De advocaat-generaal heeft de gelegenheid gekregen daarop te reageren. Van die gelegenheid is geen gebruik gemaakt.

De beoordeling

1. Aan de betrokkene is als kentekenhouder bij inleidende beschikking een sanctie opgelegd van € 95,- voor: “als bestuurder tijdens het rijden een mobiel elektronisch apparaat vasthouden”. Deze gedraging zou zijn verricht op 29 augustus 2019 om 8:25 uur op de Ringbaan-West in Tilburg met een fiets.

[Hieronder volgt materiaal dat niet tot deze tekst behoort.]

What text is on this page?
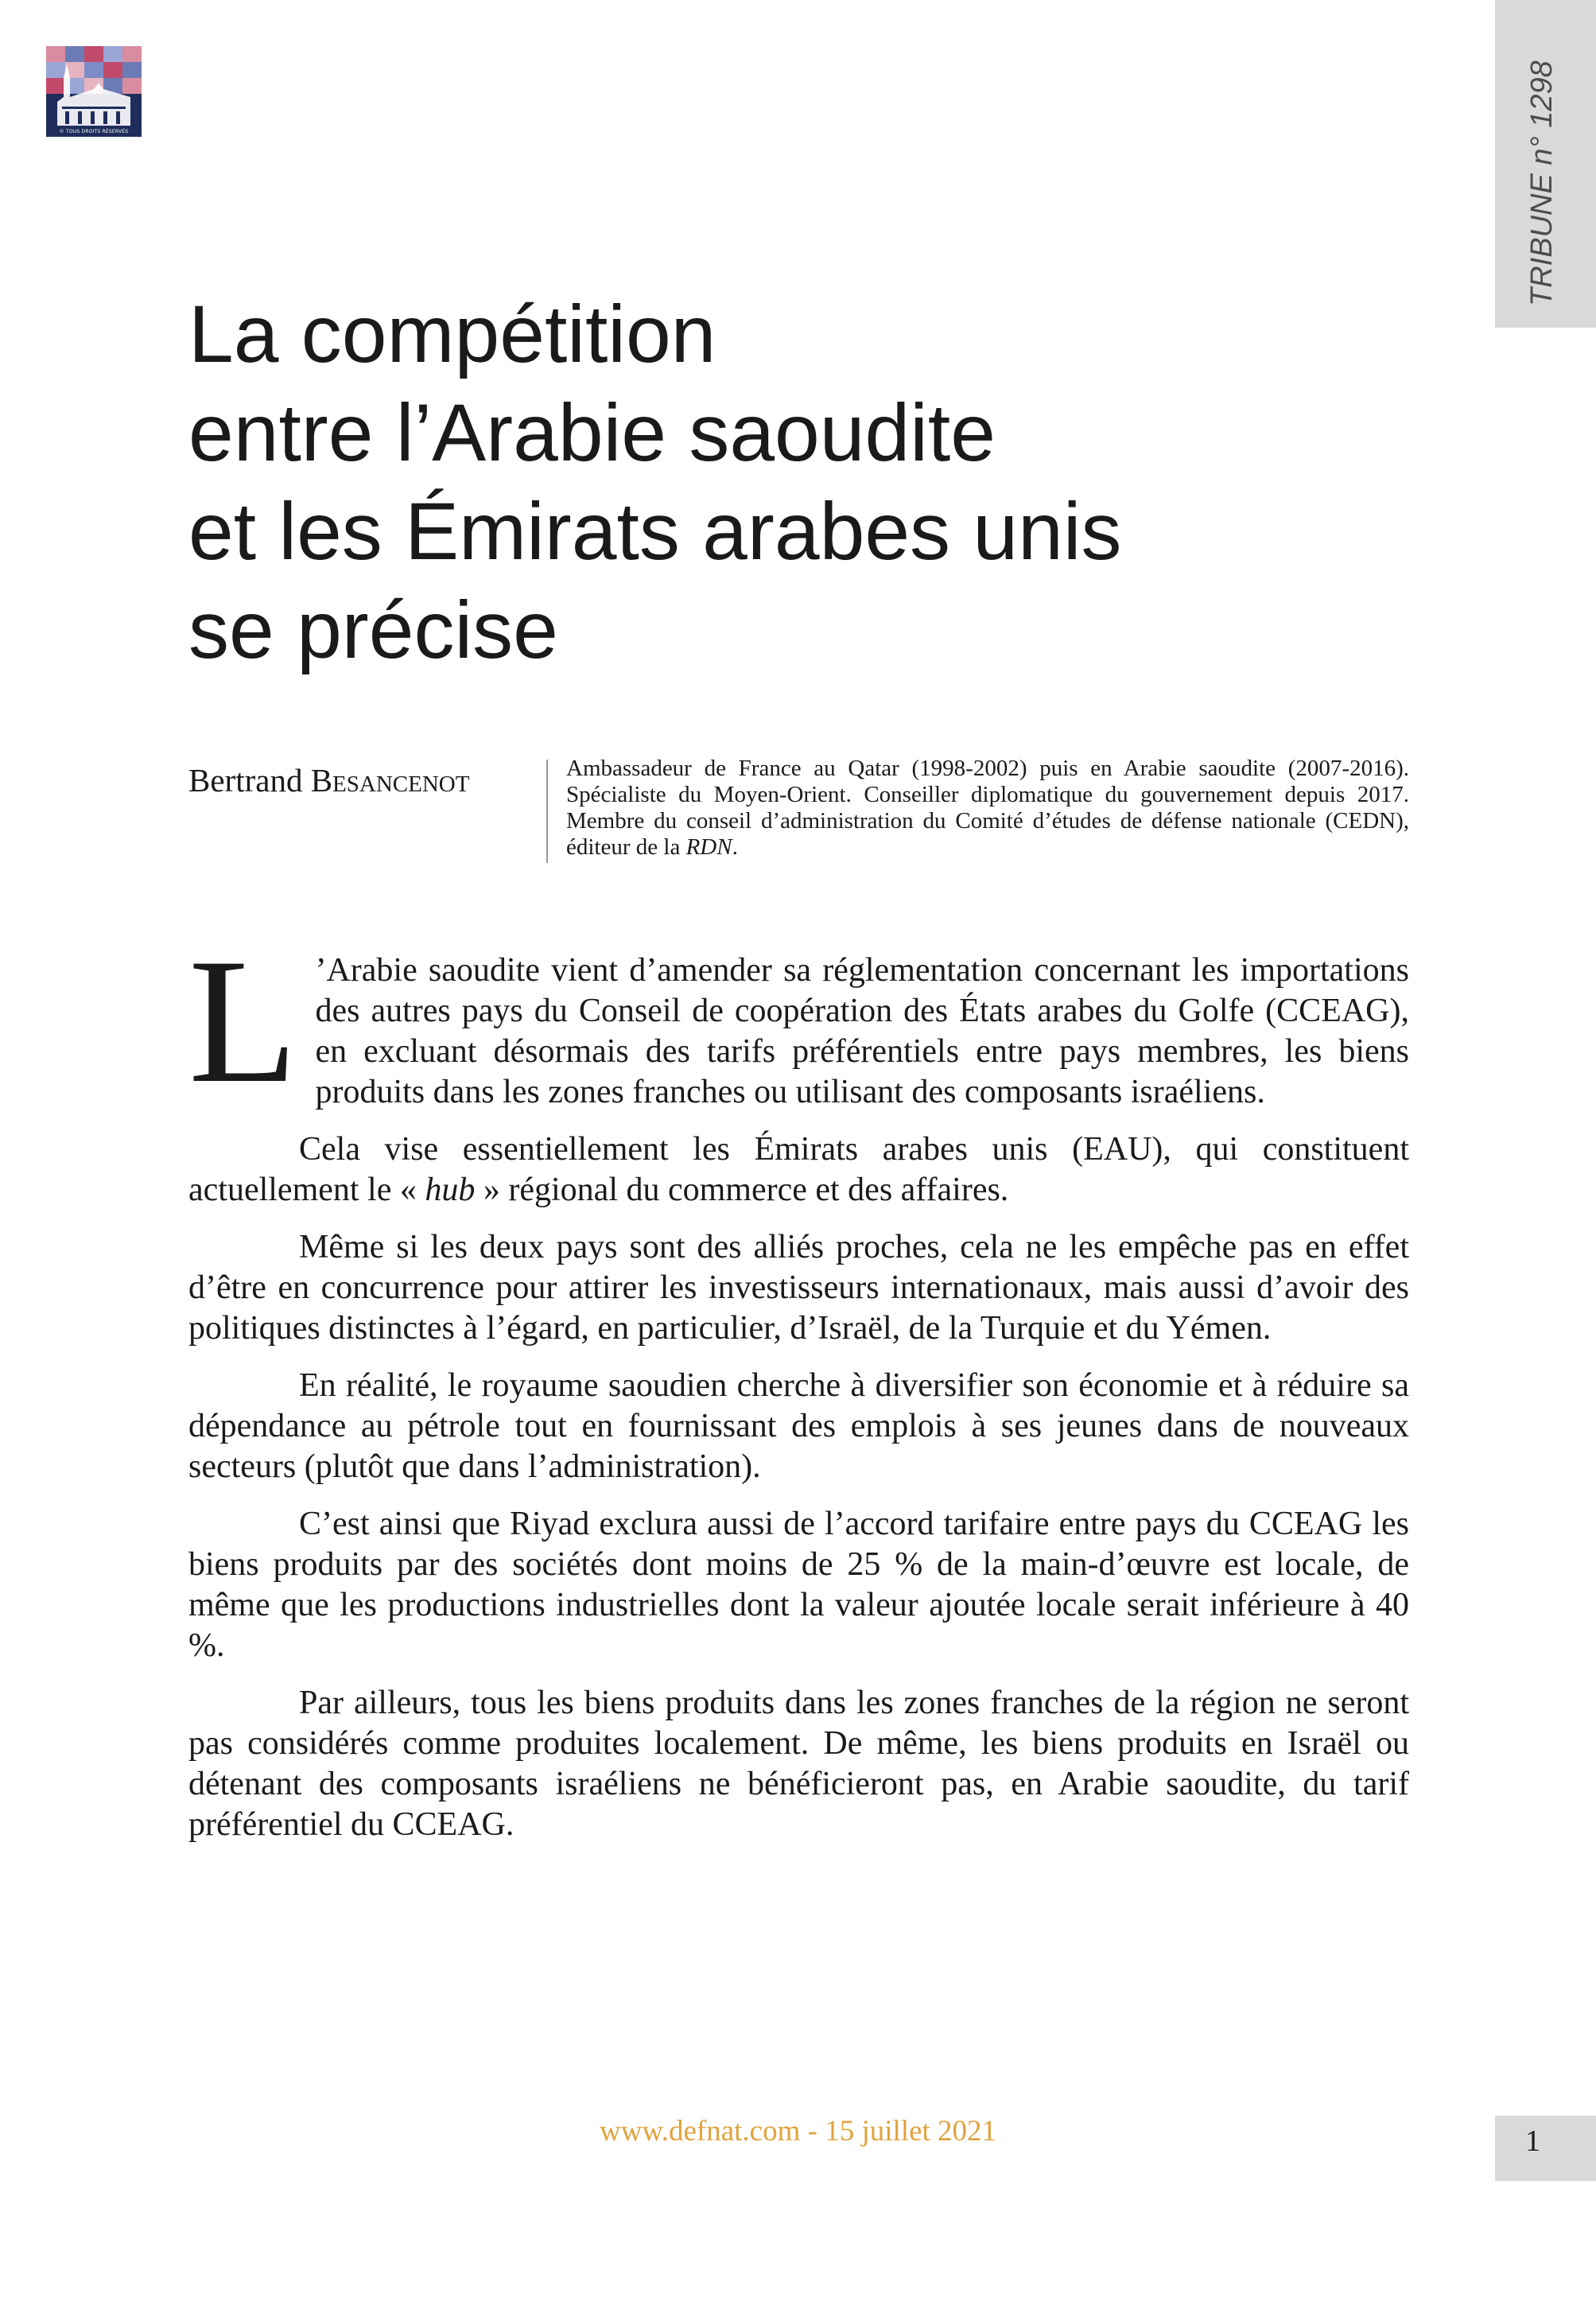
© TOUS DROITS RÉSERVÉS	TRIBUNE n° 1298
La compétition
entre l’Arabie saoudite
et les Émirats arabes unis
se précise
Bertrand Besancenot	Ambassadeur de France au Qatar (1998-2002) puis en Arabie saoudite (2007-2016). Spécialiste du Moyen-Orient. Conseiller diplomatique du gouvernement depuis 2017. Membre du conseil d’administration du Comité d’études de défense nationale (CEDN), éditeur de la RDN.

L ’Arabie saoudite vient d’amender sa réglementation concernant les importations des autres pays du Conseil de coopération des États arabes du Golfe (CCEAG), en excluant désormais des tarifs préférentiels entre pays membres, les biens produits dans les zones franches ou utilisant des composants israéliens.

Cela vise essentiellement les Émirats arabes unis (EAU), qui constituent actuellement le « hub » régional du commerce et des affaires.

Même si les deux pays sont des alliés proches, cela ne les empêche pas en effet d’être en concurrence pour attirer les investisseurs internationaux, mais aussi d’avoir des politiques distinctes à l’égard, en particulier, d’Israël, de la Turquie et du Yémen.

En réalité, le royaume saoudien cherche à diversifier son économie et à réduire sa dépendance au pétrole tout en fournissant des emplois à ses jeunes dans de nouveaux secteurs (plutôt que dans l’administration).

C’est ainsi que Riyad exclura aussi de l’accord tarifaire entre pays du CCEAG les biens produits par des sociétés dont moins de 25 % de la main-d’œuvre est locale, de même que les productions industrielles dont la valeur ajoutée locale serait inférieure à 40 %.

Par ailleurs, tous les biens produits dans les zones franches de la région ne seront pas considérés comme produites localement. De même, les biens produits en Israël ou détenant des composants israéliens ne bénéficieront pas, en Arabie saoudite, du tarif préférentiel du CCEAG.

www.defnat.com - 15 juillet 2021	1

2. De gemachtigde van de betrokkene is het niet eens met het oordeel van de kantonrechter dat het klemmen van de mobiele telefoon tegen het stuur moet worden gezien als vasthouden. De betrokkene was muziek aan het luisteren en de telefoon niet aan het bedienen. De gemachtigde verwijst naar een alinea uit de Nota van toelichting waarbij het verbod tot het vasthouden van de mobiele telefoon is uitgebreid.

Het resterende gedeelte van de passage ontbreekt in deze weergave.